However, after a few hundred calls to the “model”, memory allocation causes a “CUDA out of memory” error. This has been previously observed by others. The problem seems to be related to the garbage collection mechanism, as calling GC.gc(false) seems to help. I’ve used multiple profiling tools and verified that certain Python lines of code are allocating memory, such as:

p12_all = torch.triu_indices(num_atoms, num_atoms, 1, device=current_device)

This allocation, when running the same code in Python (not via PyCall in Julia) get’s re-used on the next iteraction/call. However, in Julia, it is being allocated every step of a loop until an explicit call to GC.gc(false) is performed (which, of course, leads to extremely low performance). At this point the allocated memory in the GPU, as we know, does not get freed, it remains allocated and is eventually re-used.

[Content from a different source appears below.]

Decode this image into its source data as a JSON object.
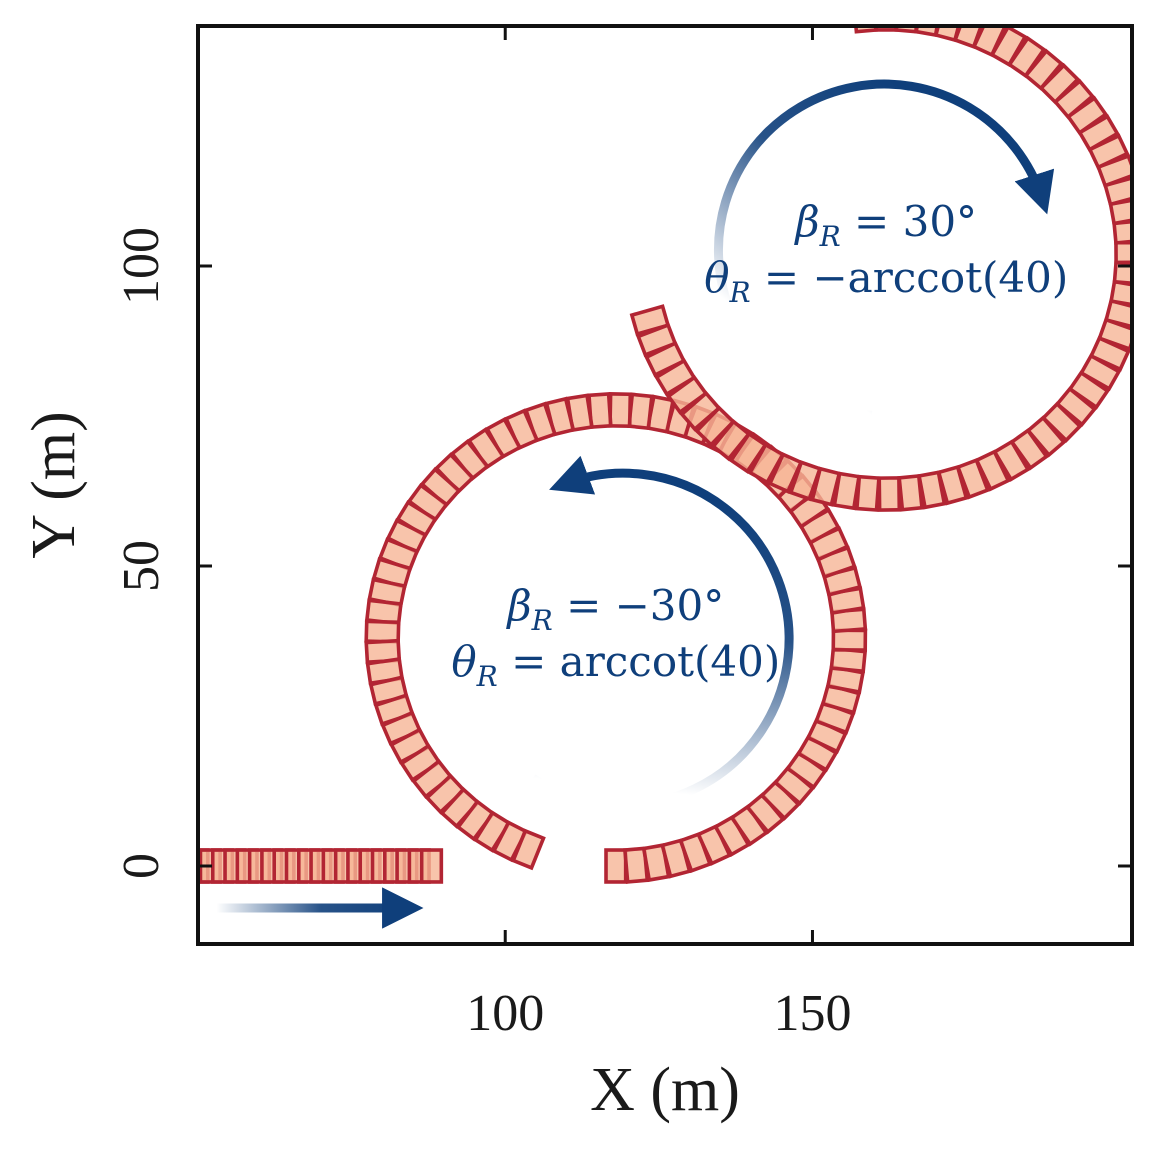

Therefore, my question is: is this behavior expected, or implemented by default? Is there anything I can do to re-use the memory allocated by Python?

Thank you :smile:

1 Like

Had a similar problem. The issue you have is about the GPU cache on the PyTorch side. Try

torch.cuda.empty_cache()

after model call

See How can we release GPU memory cache? - PyTorch Forums

1 Like

Thanks for your answer. I tried to simply add torch.cuda.empty_cache() after each model call, but it didn’t change a thing:

Captura de ecrã 2021-02-16 153806

this is the memory allocation after just a few iterations. The memory keeps leaking.

It sounds like Julia’s garbage collection just isn’t running frequently enough for you, probably because Julia doesn’t know that memory is running low on the CUDA side?

You can explicitly tell Python you are done with an object o from PyCall by calling pydecref(o). (This is safe if you are done with the object: it gets mutated to a NULL object to prevent it from being decref’ed again. Perhaps the function should have been called pydecref!…) Equivalently, you can just call finalize(o).

See also stop using finalizers for resource management? · Issue #11207 · JuliaLang/julia · GitHub and `with` for deterministic destruction · Issue #7721 · JuliaLang/julia · GitHub for discussion of this general issue for resource management in Julia.

I will take a look at these links and ideas and report back.
So far my solution has been to:

  1. Measure current GPU allocation every step
  2. Once current GPU allocation surpasses my established threshold (say, 50% of total available GPU memory), set the number of elapsed steps as the maximum allowed number of calls before a GC.gc(false) is called (N).
  3. Call GC.gc(false) every N steps.